There’s plenty of evidence that such startups and enterprises are already turning to open models for their daily needs. That, obviously, bodes well for Ollama’s cloud business.
But even more interesting, Ollama is another example of how AI is birthing a large new crop of open source projects that are turning into companies pursued by VCs. There are open source inference providers like Inferact, maker of vLLM, and RadixArk, maker of SGLang . There is OpenClaw and its alternatives like NanoClaw. There are even tiny startups building their own open models from scratch, like Arcee.
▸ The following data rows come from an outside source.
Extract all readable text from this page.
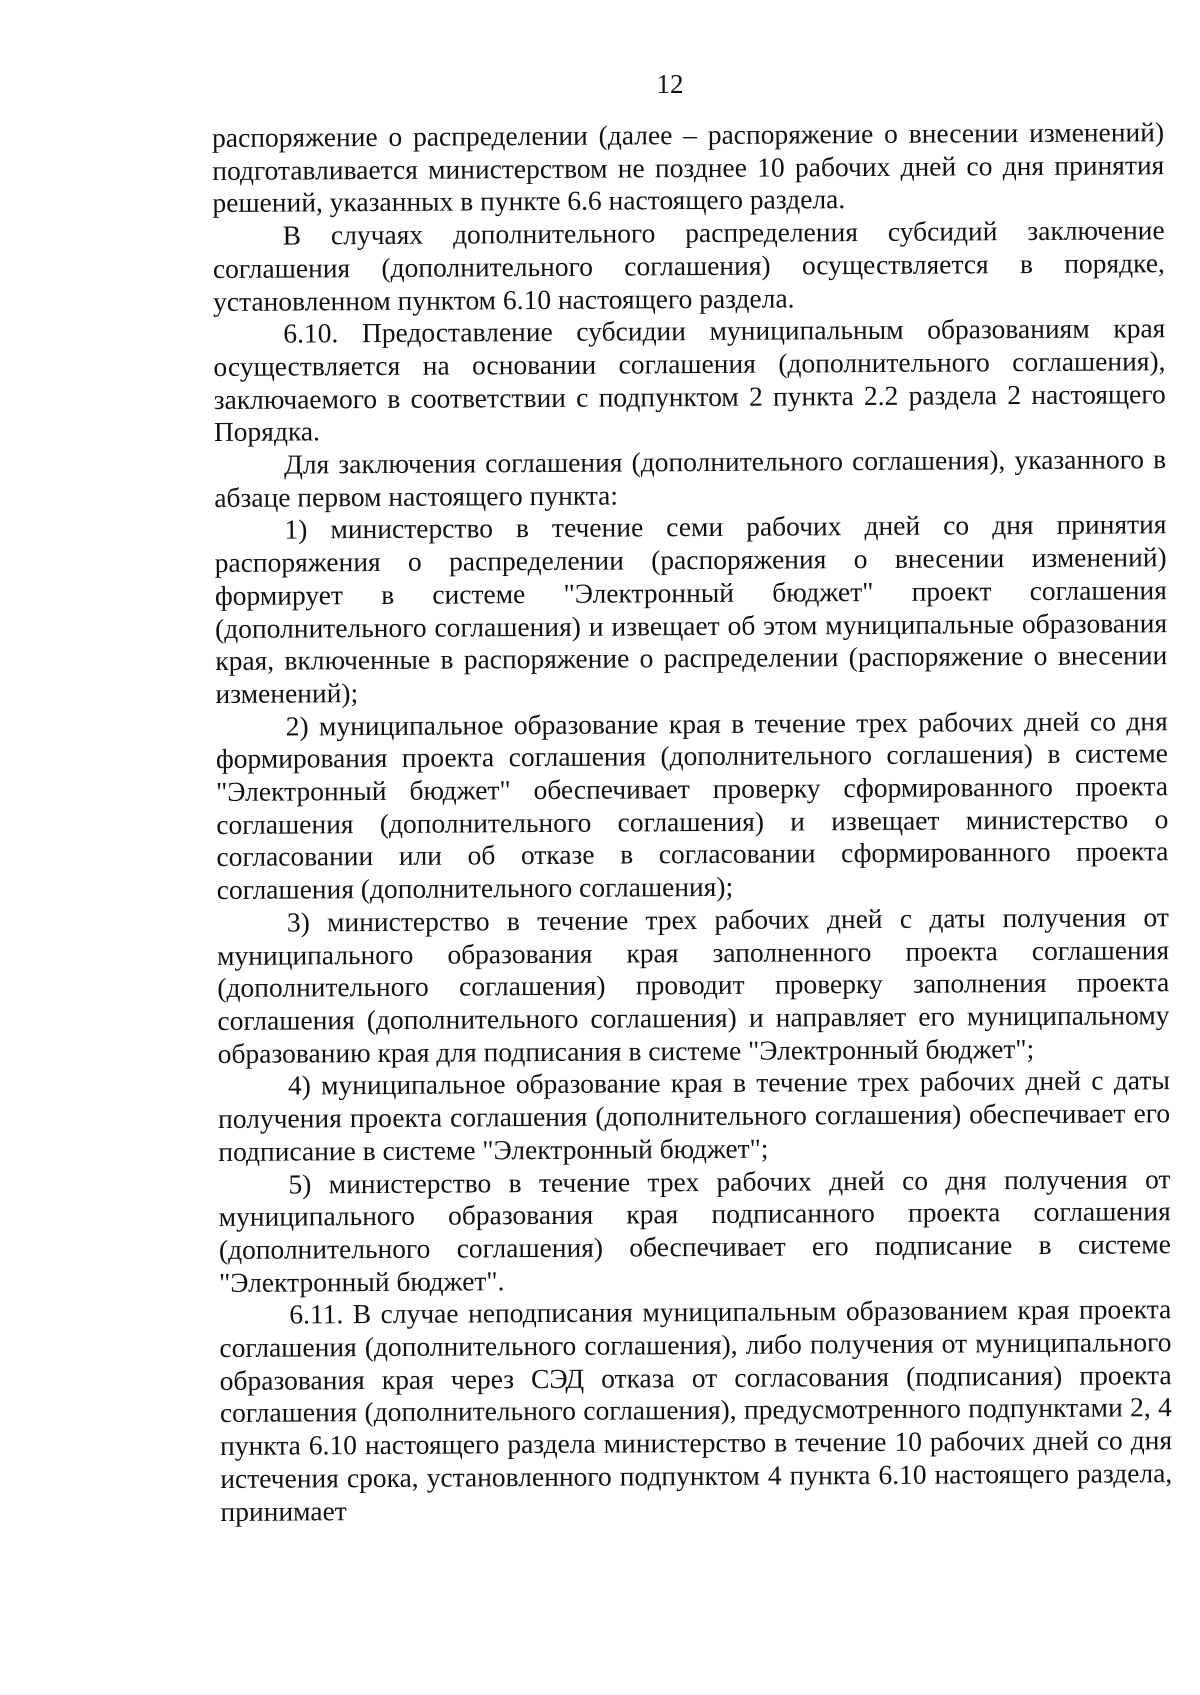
12

распоряжение о распределении (далее – распоряжение о внесении изменений) подготавливается министерством не позднее 10 рабочих дней со дня принятия решений, указанных в пункте 6.6 настоящего раздела.

В случаях дополнительного распределения субсидий заключение соглашения (дополнительного соглашения) осуществляется в порядке, установленном пунктом 6.10 настоящего раздела.

6.10. Предоставление субсидии муниципальным образованиям края осуществляется на основании соглашения (дополнительного соглашения), заключаемого в соответствии с подпунктом 2 пункта 2.2 раздела 2 настоящего Порядка.

Для заключения соглашения (дополнительного соглашения), указанного в абзаце первом настоящего пункта:

1) министерство в течение семи рабочих дней со дня принятия распоряжения о распределении (распоряжения о внесении изменений) формирует в системе "Электронный бюджет" проект соглашения (дополнительного соглашения) и извещает об этом муниципальные образования края, включенные в распоряжение о распределении (распоряжение о внесении изменений);

2) муниципальное образование края в течение трех рабочих дней со дня формирования проекта соглашения (дополнительного соглашения) в системе "Электронный бюджет" обеспечивает проверку сформированного проекта соглашения (дополнительного соглашения) и извещает министерство о согласовании или об отказе в согласовании сформированного проекта соглашения (дополнительного соглашения);

3) министерство в течение трех рабочих дней с даты получения от муниципального образования края заполненного проекта соглашения (дополнительного соглашения) проводит проверку заполнения проекта соглашения (дополнительного соглашения) и направляет его муниципальному образованию края для подписания в системе "Электронный бюджет";

4) муниципальное образование края в течение трех рабочих дней с даты получения проекта соглашения (дополнительного соглашения) обеспечивает его подписание в системе "Электронный бюджет";

5) министерство в течение трех рабочих дней со дня получения от муниципального образования края подписанного проекта соглашения (дополнительного соглашения) обеспечивает его подписание в системе "Электронный бюджет".

6.11. В случае неподписания муниципальным образованием края проекта соглашения (дополнительного соглашения), либо получения от муниципального образования края через СЭД отказа от согласования (подписания) проекта соглашения (дополнительного соглашения), предусмотренного подпунктами 2, 4 пункта 6.10 настоящего раздела министерство в течение 10 рабочих дней со дня истечения срока, установленного подпунктом 4 пункта 6.10 настоящего раздела, принимает
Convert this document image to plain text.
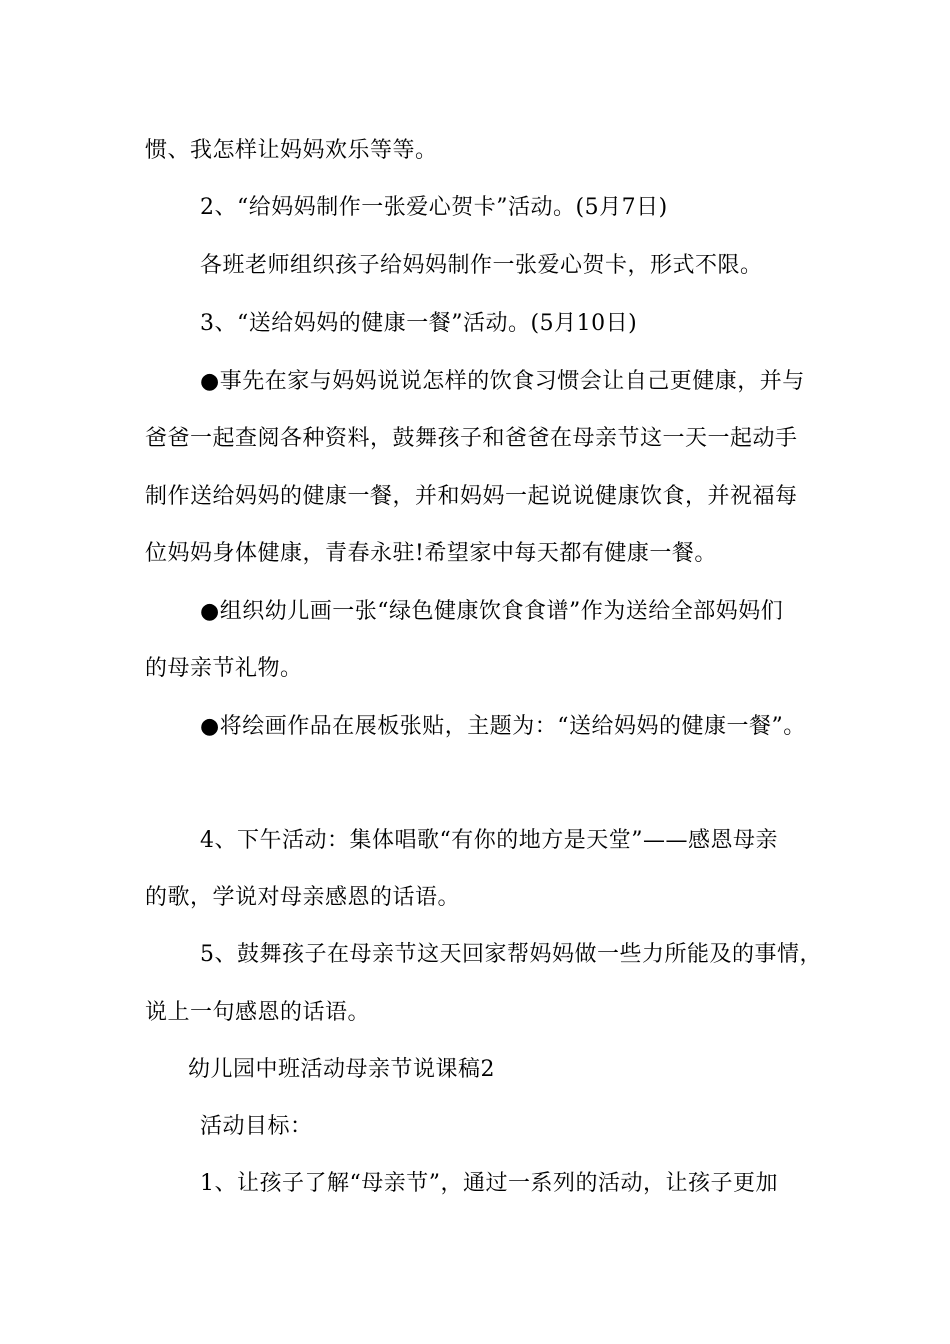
惯、我怎样让妈妈欢乐等等。
2、“给妈妈制作一张爱心贺卡”活动。(5月7日)
各班老师组织孩子给妈妈制作一张爱心贺卡，形式不限。
3、“送给妈妈的健康一餐”活动。(5月10日)
●事先在家与妈妈说说怎样的饮食习惯会让自己更健康，并与
爸爸一起查阅各种资料，鼓舞孩子和爸爸在母亲节这一天一起动手
制作送给妈妈的健康一餐，并和妈妈一起说说健康饮食，并祝福每
位妈妈身体健康，青春永驻!希望家中每天都有健康一餐。
●组织幼儿画一张“绿色健康饮食食谱”作为送给全部妈妈们
的母亲节礼物。
●将绘画作品在展板张贴，主题为：“送给妈妈的健康一餐”。
4、下午活动：集体唱歌“有你的地方是天堂”——感恩母亲
的歌，学说对母亲感恩的话语。
5、鼓舞孩子在母亲节这天回家帮妈妈做一些力所能及的事情，
说上一句感恩的话语。
幼儿园中班活动母亲节说课稿2
活动目标：
1、让孩子了解“母亲节”，通过一系列的活动，让孩子更加
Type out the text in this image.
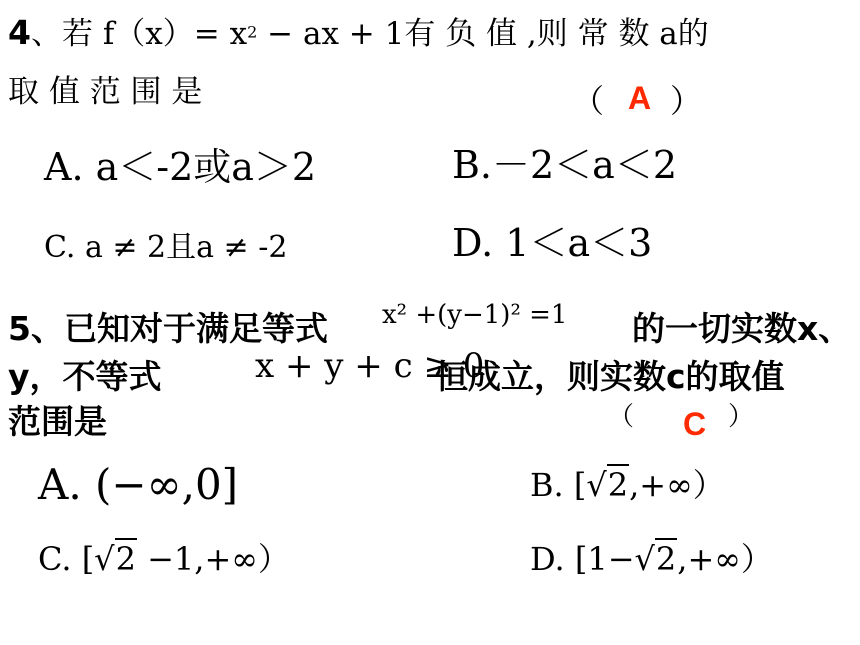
4、若 f（x）= x2 − ax + 1有 负 值 ,则 常 数 a的
取 值 范 围 是	（ A ）
A. a＜-2或a＞2	B.－2＜a＜2
C. a ≠ 2且a ≠ -2	D. 1＜a＜3
5、已知对于满足等式 x² +(y−1)² =1 的一切实数x、
y，不等式	x + y + c ≥ 0
恒成立，则实数c的取值
范围是	（ C ）
A. (−∞,0]	B. [√2,+∞）
C. [√2 −1,+∞）	D. [1−√2,+∞）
To be sure, not every Ollama fan has been happy that the company has been pursuing making a living. About a year ago, a bunch of blog and social media posts complained that its cloud business was drawing attention away from its beloved free project and cited Ollama as an example of the so-called “Enshittification” of dev tools , as the trend is called.
But Morgan sees its cloud service as an evolution of its open source mission to help programmers find and easily use models. Those state-of-the-art, large, open models are often “too big to run on your own computer. So we said, ‘Hey, let’s help find the compute for that,’” he explained.
Board member Fenton adds, “Nothing has changed for the core product that’s free on the desktop. There’s zero change to the premise that this is the place you can discover and run local models.”